Rea H H, Garrett J E, Lanes S F, Birmann B M, Kolbe J
Respiratory Services, Green Lane Hospital, Auckland, New Zealand.
Chest. 1996 Dec;110(6):1446-51. doi: 10.1378/chest.110.6.1446.
To measure the association between asthma drugs and death or ICU admission due to asthma (severe life-threatening attack of asthma [SLTA]), and to assess the possibility that these associations may not be causal but due to the prescription of these drugs to patients with more severe disease (confounding).
Retrospective cohort study of 655 asthmatics who attended an emergency department in 1986 to 1987 followed till death or May 1989.
Outcome events were death or ICU admission due to asthma (SLTA). All hospital attendances were identified and patients classified at each according to drug exposure and a wide variety of measures of asthma severity. Incidence rates were computed as total outcome events divided by person-time contributed for each subject classified according to drug use and asthma severity. Rate ratio (RR) estimates for severe asthma outcomes associated with use as compared to nonuse of asthma drugs were calculated. Severity markers were identified and used to adjust the crude RR estimates.
One hundred five SLTAs (15 deaths, 90 ICU admissions) occurred in 66 patients. Like inhaled fenoterol, oral beta-agonists, theophylline, cromolyn, inhaled steroids, and oral steroids were all associated with an increased risk of SLTA. When adjusted progressively for measures of severity, these increased risks became insignificant except for cromolyn.
Unadjusted RR estimates for severe asthma events comparing exposure to a particular drug with nonuse are overestimates due to confounding. Control with two severity markers (hospital admission in the last year, use of oral corticosteroid at the time of previous admission) removes some confounding but control for additional severity markers not available in previous studies reduces the effect estimates further. These results suggest that the problem of confounding is substantial in nonrandomized epidemiologic studies of asthma drugs. Previous studies reporting RR estimates are likely to be confounded.

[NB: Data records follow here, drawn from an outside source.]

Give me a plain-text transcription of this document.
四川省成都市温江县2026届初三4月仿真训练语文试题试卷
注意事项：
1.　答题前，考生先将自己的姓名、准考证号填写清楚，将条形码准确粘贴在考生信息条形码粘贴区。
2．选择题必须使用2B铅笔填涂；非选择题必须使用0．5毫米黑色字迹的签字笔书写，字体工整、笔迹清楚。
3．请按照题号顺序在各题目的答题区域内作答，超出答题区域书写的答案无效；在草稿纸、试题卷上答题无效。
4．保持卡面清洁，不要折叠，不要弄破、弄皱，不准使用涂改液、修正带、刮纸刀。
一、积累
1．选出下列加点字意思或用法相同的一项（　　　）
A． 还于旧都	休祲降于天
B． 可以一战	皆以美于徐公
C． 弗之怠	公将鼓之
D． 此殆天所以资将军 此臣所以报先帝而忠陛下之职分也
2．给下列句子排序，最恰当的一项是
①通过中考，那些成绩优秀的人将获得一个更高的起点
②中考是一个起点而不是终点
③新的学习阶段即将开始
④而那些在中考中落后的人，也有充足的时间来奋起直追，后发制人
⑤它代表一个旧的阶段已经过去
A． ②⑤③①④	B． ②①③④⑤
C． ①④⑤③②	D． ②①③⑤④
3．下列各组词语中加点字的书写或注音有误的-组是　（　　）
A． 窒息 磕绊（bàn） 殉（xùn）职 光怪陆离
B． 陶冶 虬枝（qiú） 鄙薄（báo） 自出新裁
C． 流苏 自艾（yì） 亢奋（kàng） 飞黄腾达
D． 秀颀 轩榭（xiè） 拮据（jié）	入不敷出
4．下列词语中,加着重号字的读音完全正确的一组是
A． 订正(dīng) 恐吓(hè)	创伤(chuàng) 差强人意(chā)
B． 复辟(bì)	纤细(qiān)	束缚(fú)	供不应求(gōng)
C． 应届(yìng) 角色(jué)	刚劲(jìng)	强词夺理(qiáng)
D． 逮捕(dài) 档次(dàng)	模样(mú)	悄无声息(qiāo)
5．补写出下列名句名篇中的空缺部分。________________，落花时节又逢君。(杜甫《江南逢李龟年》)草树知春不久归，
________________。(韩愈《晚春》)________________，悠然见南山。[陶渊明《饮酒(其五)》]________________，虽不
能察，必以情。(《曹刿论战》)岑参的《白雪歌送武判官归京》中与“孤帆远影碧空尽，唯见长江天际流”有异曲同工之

测定哮喘药物与因哮喘导致的死亡或入住重症监护病房(严重危及生命的哮喘发作[SLTA])之间的关联,并评估这些关联可能并非因果关系而是由于将这些药物用于病情更严重的患者(混杂因素)的可能性。
对1986年至1987年到急诊科就诊并随访至死亡或1989年5月的655名哮喘患者进行回顾性队列研究。
结局事件为因哮喘(SLTA)导致的死亡或入住重症监护病房。确定所有的医院就诊情况,并根据药物暴露情况以及多种哮喘严重程度指标对每位患者进行分类。发病率计算为总结局事件数除以根据药物使用和哮喘严重程度分类的每个受试者的人时。计算与使用哮喘药物相比未使用哮喘药物时严重哮喘结局的率比(RR)估计值。确定严重程度标志物并用于调整粗RR估计值。
66名患者发生了105次SLTA(15例死亡,90例入住重症监护病房)。与吸入用非诺特罗、口服β受体激动剂、茶碱、色甘酸钠、吸入性糖皮质激素和口服糖皮质激素一样,所有这些药物都与SLTA风险增加有关。在逐步根据严重程度指标进行调整后,除色甘酸钠外,这些增加的风险变得不显著。
由于混杂因素,将接触特定药物与未接触进行比较时,未调整的严重哮喘事件RR估计值会高估。用两个严重程度标志物(去年住院、上次入院时使用口服糖皮质激素)进行对照可消除一些混杂因素,但对先前研究中未有的其他严重程度标志物进行对照可进一步降低效应估计值。这些结果表明,在哮喘药物的非随机流行病学研究中,混杂因素问题很严重。先前报告RR估计值的研究可能存在混杂。